Algunas de sus rutinas me parecieron muy interesantes. Por ejemplo, ella decía que hacía gimnasia con la mente, veía cómo la gente movía las manos o las piernas en la televisión para no olvidar esos reflejos y practicaba aún cuando sus músculos atrofiados apenas le respondían. Compartíamos lecturas filosóficas, Nietzsche y Heidegger eran sus favoritos, junto con algunas novelas. Quizá no terminó ningún libro, pero no perdió del todo ese placer, aunque dependiera de nuestra disposición y tiempo. Miraba programas de cocina y nos pedía que le copiaramos recetas que luego trasmitía a Mabel o a Felisa. Por un tiempo escribió cartas a sus médicos y a otra mujer con su misma enfermedad que dirigía una organización de lucha contra la ELA (esclerosis lateral amiotrófica) en España, gracias a un sistema de computación diseñado por un ingeniero, adaptado a sus posibilidades y, cuando este ya no sirvió, le dictaba a su hermana.

Se aferró a sus personas amadas y a sus cosas, su casa, sus plantas, sus nuevas rutinas, y gracias a ello, conservó el juicio, tratando de no perderse a sí misma, a pesar de lo que la enfermedad le había quitado, preservó algo de lo que habría sido y lo hizo valer en esta nueva situación límite. Maltrataba o se reía con malicia de quienes la trataban como retardada, porque la gente asociaba la discapacidad con afecciones mentales; incluso de todo aquél que se compadecía, no le agradaba la lástima en ninguna de sus versiones.

Ella había sido muy independiente y lúcida y, como pudo, preservó cierta autonomía, aferrándose, como antaño, quizá con más énfasis, a quienes cuidaron de ella, sus afectos. Nunca fue dócil, tampoco luego de que se le diagnosticara la enfermedad, debíamos consentirla y responder a sus pedidos. Había sido líder, y no renunció a ello, incluso gestándose los conflictos con Pablo, Evelina y yo por su excesivo espíritu de madre sobreprotectora. Su lenguaje era sensible pero también cruel y a veces lastimó y otras tantas fue afectuosa.

Le gustaba la planificación y pensar cada cosa que hacía, tampoco desistió a esto, encontró nuevos objetivos en su necesidad de seguir viviendo y siguió por un tiempo haciendo planes con mi papá, respecto del dinero y la familia.

Viajó a Puerto Madrid con él y mis tíos, conoció el sur y vio a las ballenas, a pesar de que le decían que era peligroso. Cuando volvió se reía porque casi se caen al mar cuando tuvieron que subirla a cococho al barco.

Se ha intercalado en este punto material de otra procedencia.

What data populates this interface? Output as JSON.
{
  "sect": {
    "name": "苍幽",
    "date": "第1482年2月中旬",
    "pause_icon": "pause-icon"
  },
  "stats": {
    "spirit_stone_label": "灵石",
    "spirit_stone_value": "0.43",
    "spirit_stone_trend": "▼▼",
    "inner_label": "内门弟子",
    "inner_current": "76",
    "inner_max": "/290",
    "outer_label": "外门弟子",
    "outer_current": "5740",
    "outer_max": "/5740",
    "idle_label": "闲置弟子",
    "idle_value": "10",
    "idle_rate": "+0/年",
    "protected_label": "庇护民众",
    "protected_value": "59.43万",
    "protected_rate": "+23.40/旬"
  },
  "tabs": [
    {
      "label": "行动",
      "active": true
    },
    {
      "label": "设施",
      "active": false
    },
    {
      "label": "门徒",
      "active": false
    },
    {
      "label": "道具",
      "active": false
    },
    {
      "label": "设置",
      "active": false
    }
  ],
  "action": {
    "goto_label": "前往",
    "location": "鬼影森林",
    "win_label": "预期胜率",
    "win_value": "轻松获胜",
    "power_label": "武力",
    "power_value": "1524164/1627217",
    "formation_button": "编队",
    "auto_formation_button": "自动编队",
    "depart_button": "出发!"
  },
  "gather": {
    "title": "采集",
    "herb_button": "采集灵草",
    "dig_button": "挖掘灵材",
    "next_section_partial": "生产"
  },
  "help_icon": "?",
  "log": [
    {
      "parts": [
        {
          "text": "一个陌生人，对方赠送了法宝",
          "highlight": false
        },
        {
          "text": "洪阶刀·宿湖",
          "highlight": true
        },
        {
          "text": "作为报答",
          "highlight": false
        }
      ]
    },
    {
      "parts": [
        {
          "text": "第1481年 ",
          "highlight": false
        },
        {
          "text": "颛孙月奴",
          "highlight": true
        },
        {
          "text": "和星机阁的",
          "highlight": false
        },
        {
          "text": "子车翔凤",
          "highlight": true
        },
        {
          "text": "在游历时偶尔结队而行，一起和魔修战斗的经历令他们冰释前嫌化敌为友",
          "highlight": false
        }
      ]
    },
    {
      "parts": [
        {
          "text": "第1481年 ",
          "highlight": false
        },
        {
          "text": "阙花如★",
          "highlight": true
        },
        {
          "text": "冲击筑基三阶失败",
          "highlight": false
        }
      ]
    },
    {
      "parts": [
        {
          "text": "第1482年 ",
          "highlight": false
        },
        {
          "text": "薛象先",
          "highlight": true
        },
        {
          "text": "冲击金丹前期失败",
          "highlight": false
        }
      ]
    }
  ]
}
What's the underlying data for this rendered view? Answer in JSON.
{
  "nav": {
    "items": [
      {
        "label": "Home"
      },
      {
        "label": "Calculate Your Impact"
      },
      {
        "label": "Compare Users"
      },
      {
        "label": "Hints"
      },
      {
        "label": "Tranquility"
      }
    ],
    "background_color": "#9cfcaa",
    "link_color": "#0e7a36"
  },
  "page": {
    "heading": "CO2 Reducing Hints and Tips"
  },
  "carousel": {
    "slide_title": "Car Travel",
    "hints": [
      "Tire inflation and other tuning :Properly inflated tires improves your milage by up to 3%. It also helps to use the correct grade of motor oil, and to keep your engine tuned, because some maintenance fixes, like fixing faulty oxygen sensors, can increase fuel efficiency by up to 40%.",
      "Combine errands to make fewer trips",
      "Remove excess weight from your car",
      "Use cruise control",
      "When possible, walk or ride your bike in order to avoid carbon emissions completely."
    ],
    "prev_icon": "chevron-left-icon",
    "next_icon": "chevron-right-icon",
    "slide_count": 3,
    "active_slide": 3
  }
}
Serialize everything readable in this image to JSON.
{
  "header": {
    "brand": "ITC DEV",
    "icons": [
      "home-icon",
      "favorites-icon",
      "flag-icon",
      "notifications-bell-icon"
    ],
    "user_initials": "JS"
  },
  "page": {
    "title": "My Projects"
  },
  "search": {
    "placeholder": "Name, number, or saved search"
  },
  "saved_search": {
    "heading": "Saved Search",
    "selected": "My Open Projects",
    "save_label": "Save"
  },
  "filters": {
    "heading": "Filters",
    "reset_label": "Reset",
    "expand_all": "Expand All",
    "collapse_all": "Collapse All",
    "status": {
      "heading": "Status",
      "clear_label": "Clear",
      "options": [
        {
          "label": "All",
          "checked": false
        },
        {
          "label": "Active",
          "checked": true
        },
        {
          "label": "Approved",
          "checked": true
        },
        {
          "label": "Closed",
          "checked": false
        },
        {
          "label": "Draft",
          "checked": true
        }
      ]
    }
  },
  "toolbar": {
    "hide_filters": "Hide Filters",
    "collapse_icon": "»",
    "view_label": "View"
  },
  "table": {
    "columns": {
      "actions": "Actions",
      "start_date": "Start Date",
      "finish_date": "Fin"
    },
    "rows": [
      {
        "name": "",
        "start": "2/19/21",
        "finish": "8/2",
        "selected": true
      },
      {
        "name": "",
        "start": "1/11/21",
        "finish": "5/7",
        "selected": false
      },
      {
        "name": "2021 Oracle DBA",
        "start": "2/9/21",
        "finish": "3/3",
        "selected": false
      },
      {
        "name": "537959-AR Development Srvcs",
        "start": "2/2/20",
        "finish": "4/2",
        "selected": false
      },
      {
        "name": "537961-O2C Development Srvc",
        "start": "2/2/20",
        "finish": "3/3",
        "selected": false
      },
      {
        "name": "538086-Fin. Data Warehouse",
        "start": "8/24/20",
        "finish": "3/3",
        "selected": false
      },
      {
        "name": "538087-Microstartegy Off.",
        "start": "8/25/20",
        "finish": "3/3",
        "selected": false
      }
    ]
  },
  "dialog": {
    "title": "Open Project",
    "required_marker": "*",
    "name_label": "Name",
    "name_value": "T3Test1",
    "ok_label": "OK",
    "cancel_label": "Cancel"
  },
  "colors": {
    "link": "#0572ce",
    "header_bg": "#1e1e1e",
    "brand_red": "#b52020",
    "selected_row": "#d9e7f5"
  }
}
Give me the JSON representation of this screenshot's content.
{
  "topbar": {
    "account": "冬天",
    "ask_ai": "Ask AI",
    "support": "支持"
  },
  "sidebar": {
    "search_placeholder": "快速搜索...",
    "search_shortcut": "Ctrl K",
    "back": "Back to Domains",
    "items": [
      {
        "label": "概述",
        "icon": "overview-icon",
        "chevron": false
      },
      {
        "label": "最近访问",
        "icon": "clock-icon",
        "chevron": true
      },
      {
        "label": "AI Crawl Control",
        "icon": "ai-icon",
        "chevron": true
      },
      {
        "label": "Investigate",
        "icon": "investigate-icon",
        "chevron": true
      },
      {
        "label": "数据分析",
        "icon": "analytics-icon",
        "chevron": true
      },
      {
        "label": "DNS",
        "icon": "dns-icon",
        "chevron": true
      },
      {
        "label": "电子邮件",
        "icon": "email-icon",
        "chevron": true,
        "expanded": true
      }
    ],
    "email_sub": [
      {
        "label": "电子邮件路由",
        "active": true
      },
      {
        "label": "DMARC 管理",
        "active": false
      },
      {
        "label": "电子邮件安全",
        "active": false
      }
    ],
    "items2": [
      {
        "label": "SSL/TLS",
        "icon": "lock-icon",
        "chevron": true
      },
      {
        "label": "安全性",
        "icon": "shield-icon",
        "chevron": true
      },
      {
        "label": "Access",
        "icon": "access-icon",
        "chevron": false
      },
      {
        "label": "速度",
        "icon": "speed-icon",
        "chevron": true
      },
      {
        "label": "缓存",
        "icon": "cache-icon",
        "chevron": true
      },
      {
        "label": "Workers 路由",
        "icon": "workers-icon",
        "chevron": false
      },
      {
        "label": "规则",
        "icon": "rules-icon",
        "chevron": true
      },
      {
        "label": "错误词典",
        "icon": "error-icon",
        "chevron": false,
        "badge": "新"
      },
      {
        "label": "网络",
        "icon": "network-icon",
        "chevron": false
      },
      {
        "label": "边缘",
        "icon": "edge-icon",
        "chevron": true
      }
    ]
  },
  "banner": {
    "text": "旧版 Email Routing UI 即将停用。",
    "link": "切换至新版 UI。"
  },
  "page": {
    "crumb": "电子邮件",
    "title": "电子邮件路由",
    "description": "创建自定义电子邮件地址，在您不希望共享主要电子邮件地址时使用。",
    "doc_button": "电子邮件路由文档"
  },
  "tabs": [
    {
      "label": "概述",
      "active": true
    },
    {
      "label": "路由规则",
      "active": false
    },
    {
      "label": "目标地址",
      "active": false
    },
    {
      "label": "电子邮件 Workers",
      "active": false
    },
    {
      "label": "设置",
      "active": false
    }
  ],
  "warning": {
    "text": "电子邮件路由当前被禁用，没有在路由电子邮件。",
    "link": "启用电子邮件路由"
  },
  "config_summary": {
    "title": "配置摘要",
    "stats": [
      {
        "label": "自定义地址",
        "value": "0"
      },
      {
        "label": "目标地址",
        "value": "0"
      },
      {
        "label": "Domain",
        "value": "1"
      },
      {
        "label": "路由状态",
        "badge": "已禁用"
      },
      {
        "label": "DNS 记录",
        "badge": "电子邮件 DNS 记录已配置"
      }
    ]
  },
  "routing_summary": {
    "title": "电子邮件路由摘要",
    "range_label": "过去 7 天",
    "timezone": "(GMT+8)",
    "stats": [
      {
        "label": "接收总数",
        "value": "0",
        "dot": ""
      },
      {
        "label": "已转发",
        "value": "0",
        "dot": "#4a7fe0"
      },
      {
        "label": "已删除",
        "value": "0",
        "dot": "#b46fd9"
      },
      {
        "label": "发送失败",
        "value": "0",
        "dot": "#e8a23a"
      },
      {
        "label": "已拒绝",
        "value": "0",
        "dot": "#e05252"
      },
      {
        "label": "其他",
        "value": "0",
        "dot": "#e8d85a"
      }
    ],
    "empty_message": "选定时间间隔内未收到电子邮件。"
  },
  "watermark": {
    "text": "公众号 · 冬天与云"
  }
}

Junto a mi tía se dispuso a buscar las enfermeras que la cuidarían ante el cansancio y el desgaste de los familiares que la habíamos cuidado por años. La familia había colapsado, insultos, conflictos, trabas de todo tipo, las vidas de cada uno en suspenso, somatización, etc. volvían insostenible seguir de esa manera e inició su trabajo de adaptación a la nueva situación. Juntas entrevistaron a numerosas postulantes y eligió a personas con quienes desarrolló una particular amistad. Quiero nombrarlas: Lidia, con su exuberante alegría, la retaba y ella se reía de sus propios caprichos. Susana, de vocación innata. La adorada hipidélica de Graciela que la mimaba con dulzura. Carolina, quién le daba ánimos y nos mantenía al tanto de las noticias de los vecinos. Ana, asistente terapéutica y quinesióloga, que la ayudó a conservar cierto control de su cuerpo. Sus hermanas, Susana y Lita, que se embarcaron en todas sus empresas. A todas ellas, en nombre de mi mamá y mi familia, no me alcanzan las palabras para agradecerles lo que hicieron por ella, con paciencia, profesionalismo y cariño.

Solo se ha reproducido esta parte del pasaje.